Langue française et pâtes italiennes

Pendant que les mécaniciens de Frey assemblaient une Subaru 1800, Russi s’entraînait chez lui, à Andermatt, sous la neige. «Nous avons aussi passé quelques jours à Biarritz où l’on nous a inculqué les fondamentaux du pilotage en rallye.» Quand le jour de décembre fatidique est arrivé et qu’il a fallu quitter Safenwil en direction de Paris, l’aventure a dès le début pris une tournure mouvementée. «A notre arrivée, le moteur a cassé, se souvient-il. Un nouveau bloc a dû être transporté en urgence depuis la Suisse.»

Moins d’une demi-heure avant de passer au contrôle technique, la voiture redémarre. Mais lorsque la légende du ski remet le roadbook à Simonett, ce dernier devient blanc comme un linge. «Tout est écrit en français. Je n’en parle pas un traître mot», s’exclame le navigateur. Les deux hommes décident alors de se fier à leur instinct et aux traces de leurs concurrents. Une devise à l’improvisation qui allaît leur coûter plusieurs surprises: «Tu pouvais filer à 170 km/h dans le désert, puis buter d’une seconde à l’autre sur un tronçon truffé de nids-de-poule», relate Russi. Ainsi, les deux hommes durent-il fréquemment procéder à de plus ou moins longues réparations chronophages. En termes de pilotage par contre, Russi n’était pas largué. «Vers la fin, je me défendais pas mal du tout.

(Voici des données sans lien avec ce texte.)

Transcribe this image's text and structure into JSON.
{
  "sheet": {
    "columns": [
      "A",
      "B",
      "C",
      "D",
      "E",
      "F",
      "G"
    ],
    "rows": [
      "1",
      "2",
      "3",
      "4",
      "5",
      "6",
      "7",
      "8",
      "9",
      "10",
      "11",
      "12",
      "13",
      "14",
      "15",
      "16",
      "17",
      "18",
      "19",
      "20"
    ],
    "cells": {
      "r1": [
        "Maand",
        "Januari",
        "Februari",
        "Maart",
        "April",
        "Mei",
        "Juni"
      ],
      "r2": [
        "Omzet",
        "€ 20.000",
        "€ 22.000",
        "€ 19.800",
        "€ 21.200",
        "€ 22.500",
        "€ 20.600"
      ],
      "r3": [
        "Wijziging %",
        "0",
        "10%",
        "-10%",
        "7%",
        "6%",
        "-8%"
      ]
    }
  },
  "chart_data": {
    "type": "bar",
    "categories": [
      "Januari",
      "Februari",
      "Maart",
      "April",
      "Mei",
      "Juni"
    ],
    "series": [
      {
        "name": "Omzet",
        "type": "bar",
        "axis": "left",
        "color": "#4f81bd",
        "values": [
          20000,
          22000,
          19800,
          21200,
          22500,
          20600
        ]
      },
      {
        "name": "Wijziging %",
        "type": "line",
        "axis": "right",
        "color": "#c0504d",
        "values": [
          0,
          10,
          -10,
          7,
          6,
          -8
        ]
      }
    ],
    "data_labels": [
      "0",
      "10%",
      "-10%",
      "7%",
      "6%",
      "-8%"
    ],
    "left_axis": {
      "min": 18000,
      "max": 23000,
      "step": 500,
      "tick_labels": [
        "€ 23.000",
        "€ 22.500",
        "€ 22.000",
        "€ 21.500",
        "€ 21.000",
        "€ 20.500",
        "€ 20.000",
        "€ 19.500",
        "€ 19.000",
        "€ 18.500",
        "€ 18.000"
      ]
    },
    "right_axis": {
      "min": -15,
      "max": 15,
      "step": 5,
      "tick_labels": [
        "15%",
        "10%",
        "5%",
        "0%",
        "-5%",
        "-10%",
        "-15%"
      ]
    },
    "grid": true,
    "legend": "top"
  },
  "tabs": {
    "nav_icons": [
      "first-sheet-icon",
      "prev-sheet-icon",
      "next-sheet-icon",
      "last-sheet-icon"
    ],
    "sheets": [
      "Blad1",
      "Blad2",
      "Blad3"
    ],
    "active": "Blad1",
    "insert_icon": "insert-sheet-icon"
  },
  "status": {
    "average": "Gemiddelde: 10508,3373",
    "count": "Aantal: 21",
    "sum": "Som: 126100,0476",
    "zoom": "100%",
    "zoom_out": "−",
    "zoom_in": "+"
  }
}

Dans les courses de ski aussi, il faut du courage, le sens de la trajectoire et des points de braquage ou de freinage.»

Vers la fin du rallye, lui et Simonett étaient connus comme le loup blanc dans le paddock. «Nos concurrents pariaient régulièrement que nous ne verrions jamais la ligne d’arrivée de l’étape suivante. Les meilleurs arrivaient au bivouac entre 16 et 18 heures alors que nous y parvenions vers deux ou trois heures du matin, mais nous étions à l’arrivée», s’amuse Russi, qui se souvient surtout des moments d’amitié avec plusieurs équipages italiens. «Quelle que soit l’heure à laquelle nous terminions l’étape, ils nous ont toujours préparé un plat de pâtes.» Il faut dire qu’il ne restait pas beaucoup de temps au skieur pour faire la cuisine: «Pendant les vingt jours qu’a duré le rallye, j’ai dormi environ 3 h et demie par nuit. Mais je suis heureux d’avoir vécu une telle aventure, surtout à une époque où tout était encore authentique», relève Russi, aujourd’hui âgé de 69 ans.

Touaregs salvateurs

Les frayeurs n’ont certes pas été exemptes pendant l’épopée des Subaru helvètes. «Un jour, nous étions perdus en plein désert en ayant l’impression de se trouver dans un labyrinthe. Partout, des dunes à perte de vue, et nous étions incapables d’en trouver la sortie. Nous nous sommes regroupés avec d’autres concurrents dans la même situation. Après avoir fait un feu de camp, nous nous sommes concertés sur ce qu’il fallait faire.» Et ce, non sans avoir rédigé une liste de survie avec les réserves d’essence, de boissons et d’alimentation pour chacun. «Nous étions à un stade critique, insiste Russi. Il fallait bien finir par sortir de ce dédale. Mon fils avait alors tout juste deux ans.»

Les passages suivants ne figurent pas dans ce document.